Wakai-Torres went to the festival with her longtime friend Alexandra Molina, also 19. Both are summer interns at the Segundo Ruiz Belvis Cultural Center, the longest-standing Latino cultural center in Chicago, and attended the festival for free. The cultural center received a $50,000 grant from the festival to help build a new Youth Media Center, among other improvements.

The friends, who are from Humboldt Park, are both huge reggaeton fans. They looked forward to seeing Myke Towers and Ozuna, though brash Dominican rapper Tokischa, one of only three female acts of the weekend, was also a draw. “It was great to see her, an Afro-Latina artist, just doing what she does,” Wakai-Torres said. “There’s not a lot of them that you see in urban Latino music ever. So seeing it here is pretty great.”

Suenos Music Festival
The Dominican rapper Tokischa was one of only a few female artists to play the festival. Courtney Penzato for WBEZ

Festival-goers also rallied around a shared cause – protecting young immigrants who are allowed to live and work in the U.S. through the Deferred Action for Childhood Arrivals (DACA) program, commonly referred to as “Dreamers,” from deportation.
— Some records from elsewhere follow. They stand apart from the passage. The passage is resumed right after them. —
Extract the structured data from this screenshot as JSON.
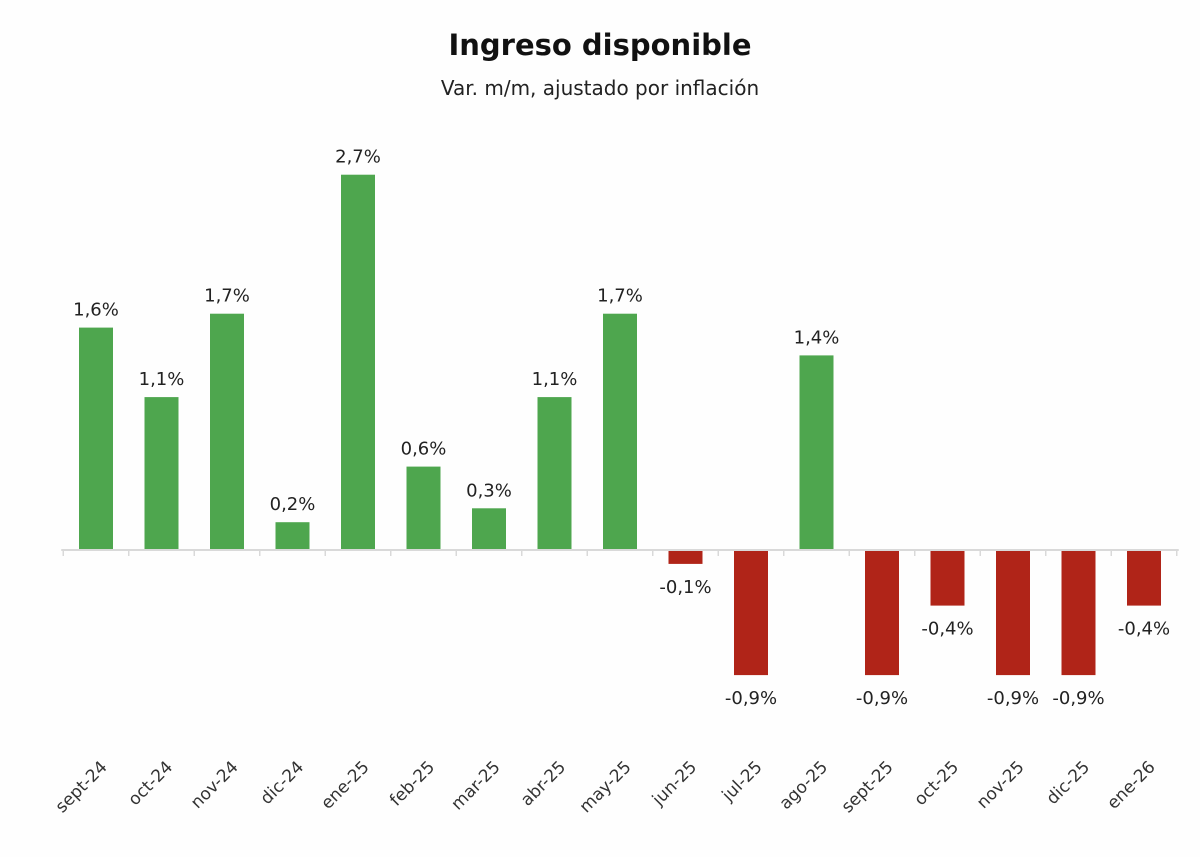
{
  "chart_data": {
    "type": "bar",
    "title": "Ingreso disponible",
    "subtitle": "Var. m/m, ajustado por inflación",
    "xlabel": "",
    "ylabel": "",
    "ylim": [
      -1.0,
      3.0
    ],
    "grid": false,
    "categories": [
      "sept-24",
      "oct-24",
      "nov-24",
      "dic-24",
      "ene-25",
      "feb-25",
      "mar-25",
      "abr-25",
      "may-25",
      "jun-25",
      "jul-25",
      "ago-25",
      "sept-25",
      "oct-25",
      "nov-25",
      "dic-25",
      "ene-26"
    ],
    "values": [
      1.6,
      1.1,
      1.7,
      0.2,
      2.7,
      0.6,
      0.3,
      1.1,
      1.7,
      -0.1,
      -0.9,
      1.4,
      -0.9,
      -0.4,
      -0.9,
      -0.9,
      -0.4
    ],
    "data_labels": [
      "1,6%",
      "1,1%",
      "1,7%",
      "0,2%",
      "2,7%",
      "0,6%",
      "0,3%",
      "1,1%",
      "1,7%",
      "-0,1%",
      "-0,9%",
      "1,4%",
      "-0,9%",
      "-0,4%",
      "-0,9%",
      "-0,9%",
      "-0,4%"
    ],
    "colors": {
      "positive": "#4ea64e",
      "negative": "#b02418"
    }
  }
}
Alexandria Boutros, 25, who was staffing a booth at the festival for the non-profit youth political organizer Chicago Votes, asked festival-goers to write messages on Post-it notes and share issues they cared about. The DACA program, which a judge ruled unlawful in July 2021, appeared frequently.

Suenos Music Festival
The nonpartisan, nonprofit group Chicago Votes set up a booth and asked festival attendees to write down issues they cared about. Courtney Penzato for WBEZ

“I love to be in a space that people know what Dreamers are, right?” Boutros said. “You have to be directly impacted by that s*** to be like, ‘Hey this is so important.’”

Boutros thought the festival was overall a relaxed, joy-filled experience—definitely more chill than Lollapalooza. “I really love to see so much Latino joy here.”